Non-parametric spatial curvature inference using late-Universe cosmological probes

Abstract

ABSTRACT Inferring high-fidelity constraints on the spatial curvature parameter, ΩK, under as few assumptions as possible, is of fundamental importance in cosmology. We propose a method to non-parametrically infer ΩK from late-Universe probes alone. Using Gaussian processes (GPs) to reconstruct the expansion history, we combine cosmic chronometers (CCs) and type Ia supernovae (SNe Ia) data to infer constraints on curvature, marginalized over the expansion history, calibration of the CC and SNe Ia data, and the GP hyper-parameters.

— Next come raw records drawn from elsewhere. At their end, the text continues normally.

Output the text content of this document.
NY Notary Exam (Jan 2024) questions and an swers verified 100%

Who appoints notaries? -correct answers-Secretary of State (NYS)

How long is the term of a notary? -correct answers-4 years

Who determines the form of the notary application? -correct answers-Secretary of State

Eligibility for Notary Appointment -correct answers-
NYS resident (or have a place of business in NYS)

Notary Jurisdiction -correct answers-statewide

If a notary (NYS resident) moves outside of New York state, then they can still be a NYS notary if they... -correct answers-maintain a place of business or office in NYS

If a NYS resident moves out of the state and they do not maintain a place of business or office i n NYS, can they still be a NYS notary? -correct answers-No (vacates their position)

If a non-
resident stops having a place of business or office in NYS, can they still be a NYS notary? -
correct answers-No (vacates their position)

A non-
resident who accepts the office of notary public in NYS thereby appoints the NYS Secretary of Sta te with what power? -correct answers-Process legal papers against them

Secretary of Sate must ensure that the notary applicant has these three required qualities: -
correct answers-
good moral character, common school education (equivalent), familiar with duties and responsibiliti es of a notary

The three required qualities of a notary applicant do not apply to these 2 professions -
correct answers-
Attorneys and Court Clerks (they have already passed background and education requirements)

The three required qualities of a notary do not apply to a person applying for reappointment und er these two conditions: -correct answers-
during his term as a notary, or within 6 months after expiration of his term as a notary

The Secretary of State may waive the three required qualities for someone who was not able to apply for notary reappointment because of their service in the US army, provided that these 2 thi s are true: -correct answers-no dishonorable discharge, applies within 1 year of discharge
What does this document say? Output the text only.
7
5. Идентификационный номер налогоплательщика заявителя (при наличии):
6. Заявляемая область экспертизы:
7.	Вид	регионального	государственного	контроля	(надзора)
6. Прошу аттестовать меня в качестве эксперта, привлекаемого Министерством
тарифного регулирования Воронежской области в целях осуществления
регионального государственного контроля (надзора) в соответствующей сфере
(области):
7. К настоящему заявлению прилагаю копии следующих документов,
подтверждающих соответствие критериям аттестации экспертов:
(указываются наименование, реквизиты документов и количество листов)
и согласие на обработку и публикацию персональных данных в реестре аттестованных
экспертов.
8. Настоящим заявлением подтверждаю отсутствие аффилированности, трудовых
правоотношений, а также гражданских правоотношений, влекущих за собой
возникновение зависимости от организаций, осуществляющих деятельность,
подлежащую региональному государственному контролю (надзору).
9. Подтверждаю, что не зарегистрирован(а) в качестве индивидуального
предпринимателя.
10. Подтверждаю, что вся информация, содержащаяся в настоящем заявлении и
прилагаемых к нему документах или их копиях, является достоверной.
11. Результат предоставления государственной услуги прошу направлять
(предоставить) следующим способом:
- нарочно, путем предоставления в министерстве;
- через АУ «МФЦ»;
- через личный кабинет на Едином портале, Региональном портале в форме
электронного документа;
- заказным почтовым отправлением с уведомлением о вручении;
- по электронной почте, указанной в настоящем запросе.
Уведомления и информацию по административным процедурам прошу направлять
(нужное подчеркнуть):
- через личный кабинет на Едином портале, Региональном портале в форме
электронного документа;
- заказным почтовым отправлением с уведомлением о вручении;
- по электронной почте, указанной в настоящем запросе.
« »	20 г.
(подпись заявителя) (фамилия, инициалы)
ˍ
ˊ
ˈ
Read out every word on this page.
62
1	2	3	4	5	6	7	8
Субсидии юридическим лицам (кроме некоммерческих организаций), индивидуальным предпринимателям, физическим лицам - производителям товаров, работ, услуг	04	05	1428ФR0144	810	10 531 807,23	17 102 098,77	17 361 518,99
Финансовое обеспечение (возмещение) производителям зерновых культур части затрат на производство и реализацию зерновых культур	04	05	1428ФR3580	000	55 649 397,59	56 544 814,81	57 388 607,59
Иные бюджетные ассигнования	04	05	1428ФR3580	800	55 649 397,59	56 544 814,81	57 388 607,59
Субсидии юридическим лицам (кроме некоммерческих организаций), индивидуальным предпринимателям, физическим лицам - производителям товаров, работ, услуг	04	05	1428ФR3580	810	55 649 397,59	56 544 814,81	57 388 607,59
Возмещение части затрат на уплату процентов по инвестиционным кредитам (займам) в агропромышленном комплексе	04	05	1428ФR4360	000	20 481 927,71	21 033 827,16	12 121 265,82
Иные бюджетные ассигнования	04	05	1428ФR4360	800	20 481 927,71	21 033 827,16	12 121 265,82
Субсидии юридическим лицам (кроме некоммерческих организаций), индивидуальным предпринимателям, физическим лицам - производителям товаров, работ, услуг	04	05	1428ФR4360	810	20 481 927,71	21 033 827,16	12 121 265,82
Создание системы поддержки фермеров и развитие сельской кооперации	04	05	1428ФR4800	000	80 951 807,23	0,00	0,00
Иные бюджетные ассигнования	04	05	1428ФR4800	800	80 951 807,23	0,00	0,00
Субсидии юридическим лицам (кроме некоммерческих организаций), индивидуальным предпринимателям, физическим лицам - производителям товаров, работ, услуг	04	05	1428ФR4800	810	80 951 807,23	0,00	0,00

The obtained constraints on ΩK are free from parametric model assumptions for the expansion history and are insensitive to the overall calibration of both the CC and SNe Ia data (being sensitive only to relative distances and expansion rates). Applying this method to Pantheon SNe Ia and the latest compilation of CCs, we find ΩK = −0.03 ± 0.26, consistent with spatial flatness at the $\mathcal {O}(10^{-1})$ level, and independent of any early-Universe probes. Applying our methodology to future baryon acoustic oscillations and SNe Ia data from upcoming Stage IV surveys, we forecast the ability to constrain ΩK at the $\mathcal {O}(10^{-2})$ level.